Some evidence suggest that the molecular mechanisms of viral latency and reactivation are shared among these viruses. HHV-6B is reactivated from latency after coinfection with HHV-7 [28], and HCMV disease is frequently associated with concurrent HHV-6 and HHV-7 reactivation in transplant patients [29, 30]. Studies have suggested an association between HHV-6 and HHV-7 reactivation and increased risk of CMV disease among kidney and liver recipients [31,32,33], but it is unclear if HHV-6 and 7 infection truly potentiates CMV disease or if the presence of these viruses represent more immunosuppression and attendant risk of CMV [34].

Evaluation of alanine transaminase (ALT) and aspartate transaminase (AST) enzyme levels disclosed values > 1000 U/L in ALF samples positive for betaherpesviruses. Destruction or injury of liver cells releases these enzymes into the circulation [35] and injury-related levels can reach up to 100 times the upper limit reference values of ALT and AST in cases of ALF. Values higher than 1000 U/L are usually reported in cases of viral hepatitis or hepatitis induced by drugs [35, 36]. Another biochemical parameter of liver function determined was INR of 5.25. The elevation time of coagulation represents low prothrombin production by hepatocytes.

Alkaline phosphatase (ALP) is not a hepatocyte-specific marker. However, ALF patients presented elevated levels of ALP of up to 200 mg/dL. As determined previously, ALP displays small elevations in normal levels in cases of infectious hepatitis [35]. However, biochemical results disclosed no significant differences in values in hepatitis cases due to the limited sampling populations analyzed.

In our study, 55.5% positive patients died, consistent with earlier literature showing that ALF often progresses to multiorgan failure, resulting in death or transplantation in 57% cases [37] A significant proportion (12%) of ALF cases worldwide are of unknown origin, often termed indeterminate [37]. In total ~ 2000 cases per year of liver failure are diagnosed in the United States [38], averaging ~ 1 to 6 cases per million worldwide.

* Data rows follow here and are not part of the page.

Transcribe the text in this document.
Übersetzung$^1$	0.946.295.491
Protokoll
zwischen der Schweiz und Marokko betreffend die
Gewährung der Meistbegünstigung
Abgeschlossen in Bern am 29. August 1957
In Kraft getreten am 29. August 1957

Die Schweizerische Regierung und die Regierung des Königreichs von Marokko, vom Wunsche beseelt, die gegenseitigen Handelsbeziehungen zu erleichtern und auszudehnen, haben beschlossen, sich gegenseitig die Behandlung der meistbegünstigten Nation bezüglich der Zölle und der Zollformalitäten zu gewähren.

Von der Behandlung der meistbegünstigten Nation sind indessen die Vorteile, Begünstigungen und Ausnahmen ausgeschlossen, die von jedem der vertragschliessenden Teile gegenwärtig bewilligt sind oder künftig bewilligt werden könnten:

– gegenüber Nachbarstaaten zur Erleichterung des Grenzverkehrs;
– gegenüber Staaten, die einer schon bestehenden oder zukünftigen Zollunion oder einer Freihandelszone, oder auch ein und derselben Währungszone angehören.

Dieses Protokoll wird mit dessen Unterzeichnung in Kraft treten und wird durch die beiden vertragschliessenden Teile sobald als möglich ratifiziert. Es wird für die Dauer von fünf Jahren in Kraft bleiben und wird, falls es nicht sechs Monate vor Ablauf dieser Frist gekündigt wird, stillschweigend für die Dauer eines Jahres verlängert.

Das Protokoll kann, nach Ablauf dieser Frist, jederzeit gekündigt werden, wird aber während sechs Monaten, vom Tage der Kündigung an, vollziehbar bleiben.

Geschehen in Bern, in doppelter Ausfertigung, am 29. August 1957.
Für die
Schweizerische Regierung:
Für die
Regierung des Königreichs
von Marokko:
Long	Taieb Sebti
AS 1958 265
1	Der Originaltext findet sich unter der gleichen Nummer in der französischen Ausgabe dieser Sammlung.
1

In Brazil, 2% liver transplants are attributable to hepatic failure [39]. In the absence of information on etiology of the disease, late therapy is initiated in many cases, leading to ineffective treatment and ultimately death.

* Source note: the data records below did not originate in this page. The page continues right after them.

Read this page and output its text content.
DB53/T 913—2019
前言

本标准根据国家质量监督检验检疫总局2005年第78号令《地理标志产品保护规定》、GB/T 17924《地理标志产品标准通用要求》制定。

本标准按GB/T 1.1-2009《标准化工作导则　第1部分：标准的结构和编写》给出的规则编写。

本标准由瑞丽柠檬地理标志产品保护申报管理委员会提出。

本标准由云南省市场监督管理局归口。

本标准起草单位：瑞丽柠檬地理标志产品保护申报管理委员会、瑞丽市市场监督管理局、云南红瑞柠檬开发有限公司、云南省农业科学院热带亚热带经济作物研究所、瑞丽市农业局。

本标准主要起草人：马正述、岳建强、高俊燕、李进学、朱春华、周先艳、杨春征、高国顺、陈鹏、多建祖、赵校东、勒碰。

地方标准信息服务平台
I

The incidence of betaherpesviruses (HCMV, HHV-6 and HHV-7) is common worldwide. HCMV has a prevalence of 70–80% in adults [7]. HHV-6 and HHV-7 are ubiquitous, with higher prevalence in adults of up to 90% [40]. The high prevalence of betaherpesviruses can favor opportunistic infections, as seen in ALF, potentially due to virus reactivation as a result of decreased host immune system function [41, 42]. Betaherpesviruses-associated diseases may be decrease by prophylactic treatments with antiviral drugs [43]. Therefore, considering the interval among the appearance of early specific symptoms and the development of ALF, establishing the presence of active infection by herpesvirus in ALF patients is important to quickly start therapy with antiviral for prevent extensive liver damage.

Conclusion

Although we have not showed a clear association with betaherpesvirus and ALF, this is considered a rare cause. However, several cases of hepatitis highlighting herpesviruses as the most probable cause of this disease have been described in the literature. In keeping with previous findings, data from our study found betaherpesviruses in ALF cases and co-infection of HHV-7 with HHV-6 and CMV. Therefore, diagnosis should be made with caution after excluding classic hepatotropic viruses as another potential cause of disease. Evaluation of betaherpesviruses should be included for differential diagnosis in cases of ALF in order to improve specificity of treatment and minimize patient death. Thus, the multiplex qPCR used in this study simultaneously detected betaherpesviruses and may be useful for rapid and differential diagnosis in cases of ALF with unknown ethiolog.